Her Campus Logo Her Campus Logo
placeholder article
placeholder article

The Consequences of Expectations: Lessons from Professor Issac Bailey

This article is written by a student writer from the Her Campus at Davidson chapter.

Last Wednesday, Batten Professor Isaac Bailey gave a lecture entitled, The Black Sheep of the Black Sheep: Reporting on (and Loving) People Who Do Awful Things.

We do not expect a speaker to have a stutter—he even said himself he was excused from giving a speech in grade school because the teacher said that given his stutter, he would never be able to be a public speaker.

 

We also do not expect a speaker to be open about his PTSD, not in a world where for so many mental health struggles signify weakness. We certainly don’t expect him to tell us that his PTSD made him think about killing his wife, not in a world where people are so quick to fear and distrust as it is. Not in a world where people are especially quick to fear and distrust people who look like Professor Issac Bailey.

And we don’t expect better from people who have lived up to their stereotypes. I mean, that’s what a stereotype is, isn’t it: our expectations for a person on based a given defining factor? The devoutly religious hate homosexuals, those from the Middle East hate America, and low-income black men are simply full of hate and capable only of violence. And we can tell ourselves that we don’t believe in stereotypes because we have evolved beyond that, but when someone lives up to it, we don’t expect better from them. This inability to expect better was the most important expectation shattered at Professor Issac Bailey’s lecture.

For Professor Bailey, when his hero older brother was arrested and convicted—rightfully—of homicide, the shame was overwhelming. Families like his are the families people point to when they are making generalizations about people of color. Families like his are “the seed of truth that feeds the stereotype,” he says. “The black sheep of the black sheep.”

Families like his also never get the chance to process, the chance to deal with the grief and hurt that hits them when someone they love is taken out of their lives—because that person they love has done something horrible. No one wants to hear anything in the defense of a murderer. Not that he stepped in between his mother and his violent father, not that he was a hero to his kid brothers, not that he has kindness in him, goodness in him, pain that needs addressing. Not that if he had only been born fifth instead of first things could have been different. All they want to hear is the length of his sentence.

As for the families, they remain quiet, confused, ashamed. Among Professor Bailey’s words that resonated with me the most was the idea of “what grows out of the seeds of our shame.” We so rarely seek depth in the idea of shame; shame is a negative, unpleasant emotion and so we want to mitigate it where it is undeserved and heap it on where we feel it has been earned. But what about what shame feeds?  For Professor Bailey it turned into a PTSD so severe that he was becoming a threat to his family. For his brothers, it grew into a hungry consumption of whatever the rumor mill had churned out about their oldest brother’s downfall: the victim attacked first, the mob was just setting him up, and all manner of other tall tales that lead them down ultimately the same path their oldest brother walked.
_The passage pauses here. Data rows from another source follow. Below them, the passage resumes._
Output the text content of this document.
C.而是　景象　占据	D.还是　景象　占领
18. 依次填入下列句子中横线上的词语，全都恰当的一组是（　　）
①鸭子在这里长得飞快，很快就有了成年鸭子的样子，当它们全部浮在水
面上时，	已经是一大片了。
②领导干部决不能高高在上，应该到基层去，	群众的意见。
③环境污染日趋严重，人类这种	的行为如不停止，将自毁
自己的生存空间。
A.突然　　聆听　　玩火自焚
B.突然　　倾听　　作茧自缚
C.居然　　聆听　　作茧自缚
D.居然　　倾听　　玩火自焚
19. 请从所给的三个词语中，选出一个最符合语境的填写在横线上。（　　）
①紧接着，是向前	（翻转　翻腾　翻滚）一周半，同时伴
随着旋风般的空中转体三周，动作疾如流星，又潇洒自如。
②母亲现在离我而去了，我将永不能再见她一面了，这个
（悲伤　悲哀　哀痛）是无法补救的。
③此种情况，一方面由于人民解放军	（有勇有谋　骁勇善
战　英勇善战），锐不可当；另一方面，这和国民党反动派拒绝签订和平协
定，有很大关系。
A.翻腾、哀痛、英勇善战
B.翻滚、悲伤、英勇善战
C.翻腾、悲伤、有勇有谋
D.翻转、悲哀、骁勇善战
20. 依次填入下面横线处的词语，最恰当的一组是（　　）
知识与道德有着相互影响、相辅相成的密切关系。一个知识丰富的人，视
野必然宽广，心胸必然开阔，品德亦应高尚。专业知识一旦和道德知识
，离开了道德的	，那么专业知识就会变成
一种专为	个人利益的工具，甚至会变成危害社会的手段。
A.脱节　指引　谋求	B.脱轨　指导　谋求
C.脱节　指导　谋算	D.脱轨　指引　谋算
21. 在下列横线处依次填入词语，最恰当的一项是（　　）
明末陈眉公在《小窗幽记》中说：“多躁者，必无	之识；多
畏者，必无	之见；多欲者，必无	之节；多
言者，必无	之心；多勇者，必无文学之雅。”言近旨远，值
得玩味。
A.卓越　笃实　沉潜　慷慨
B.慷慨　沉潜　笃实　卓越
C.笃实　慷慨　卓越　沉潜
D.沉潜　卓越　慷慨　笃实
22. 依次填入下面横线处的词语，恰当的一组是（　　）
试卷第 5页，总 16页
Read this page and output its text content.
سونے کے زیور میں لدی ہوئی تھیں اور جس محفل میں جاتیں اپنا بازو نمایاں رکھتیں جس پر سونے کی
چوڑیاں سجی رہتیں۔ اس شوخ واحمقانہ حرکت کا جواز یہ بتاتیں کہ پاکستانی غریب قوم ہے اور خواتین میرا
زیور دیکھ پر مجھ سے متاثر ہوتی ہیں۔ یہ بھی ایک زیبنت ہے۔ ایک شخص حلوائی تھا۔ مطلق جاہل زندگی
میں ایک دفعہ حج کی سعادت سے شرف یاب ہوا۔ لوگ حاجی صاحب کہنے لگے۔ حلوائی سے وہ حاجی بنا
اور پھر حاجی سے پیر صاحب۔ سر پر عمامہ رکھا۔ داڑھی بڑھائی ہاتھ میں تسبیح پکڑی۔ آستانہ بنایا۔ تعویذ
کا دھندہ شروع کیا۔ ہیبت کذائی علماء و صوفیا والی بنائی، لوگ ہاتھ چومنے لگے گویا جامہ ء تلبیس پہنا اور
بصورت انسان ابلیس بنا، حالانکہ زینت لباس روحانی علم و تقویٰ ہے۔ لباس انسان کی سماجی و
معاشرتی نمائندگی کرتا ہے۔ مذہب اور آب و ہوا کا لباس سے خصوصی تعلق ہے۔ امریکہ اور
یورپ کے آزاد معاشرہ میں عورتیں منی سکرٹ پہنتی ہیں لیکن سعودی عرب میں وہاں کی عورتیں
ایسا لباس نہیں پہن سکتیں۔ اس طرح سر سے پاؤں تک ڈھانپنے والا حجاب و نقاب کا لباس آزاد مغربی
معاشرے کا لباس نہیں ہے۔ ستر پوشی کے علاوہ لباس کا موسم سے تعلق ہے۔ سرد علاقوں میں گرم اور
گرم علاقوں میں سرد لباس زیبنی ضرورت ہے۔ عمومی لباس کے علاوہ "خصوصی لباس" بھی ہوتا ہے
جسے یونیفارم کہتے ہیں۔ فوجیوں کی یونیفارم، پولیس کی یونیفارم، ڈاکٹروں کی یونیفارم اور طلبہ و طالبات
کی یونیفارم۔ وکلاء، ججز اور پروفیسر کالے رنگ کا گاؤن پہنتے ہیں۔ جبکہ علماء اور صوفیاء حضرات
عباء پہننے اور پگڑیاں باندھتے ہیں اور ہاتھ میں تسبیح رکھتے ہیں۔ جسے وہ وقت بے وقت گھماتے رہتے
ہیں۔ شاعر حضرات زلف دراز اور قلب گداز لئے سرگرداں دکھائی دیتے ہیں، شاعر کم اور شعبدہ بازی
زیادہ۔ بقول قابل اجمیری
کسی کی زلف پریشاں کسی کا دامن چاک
So we need to address people’s shame not just out of compassion, but out of a real understanding of its ripple effects.

So how do we reconcile this complicated mess of emotion? How do we balance these real victims who deserve justice with these real people who exist beyond one terrible hour of their lives? How do we give the legal system its due diligence while acknowledging that we can still look for, and even expect, better from people? How do we balance the fear that someone will repeat their offenses with the fairness owed to their humanity?

How do we break our expectations when it is so much easier to live comfortably within them? I’ll leave in answer Professor Bailey’s closing remarks:

“What I want people to know, what I need people to know, is that if you can see good in me, then I also want you to see good in my brothers. If you can see me as a fully complex human being, then I want you to see my brothers in the same way. We don’t make excuses, all we are asking for is for somebody to stand up for people like us…when families like mine don’t get that help, more victims are created. Find the courage to help us…take our hands and walk with us.”

Start by working through your own expectations, and then stand up and help others break theirs. Not everyone has the privilege to go to a school like Davidson, to hear speakers like Professor Bailey, to live in an environment fierce enough to challenge our expectations and safe enough to let us explore them. So stand up and pass it on.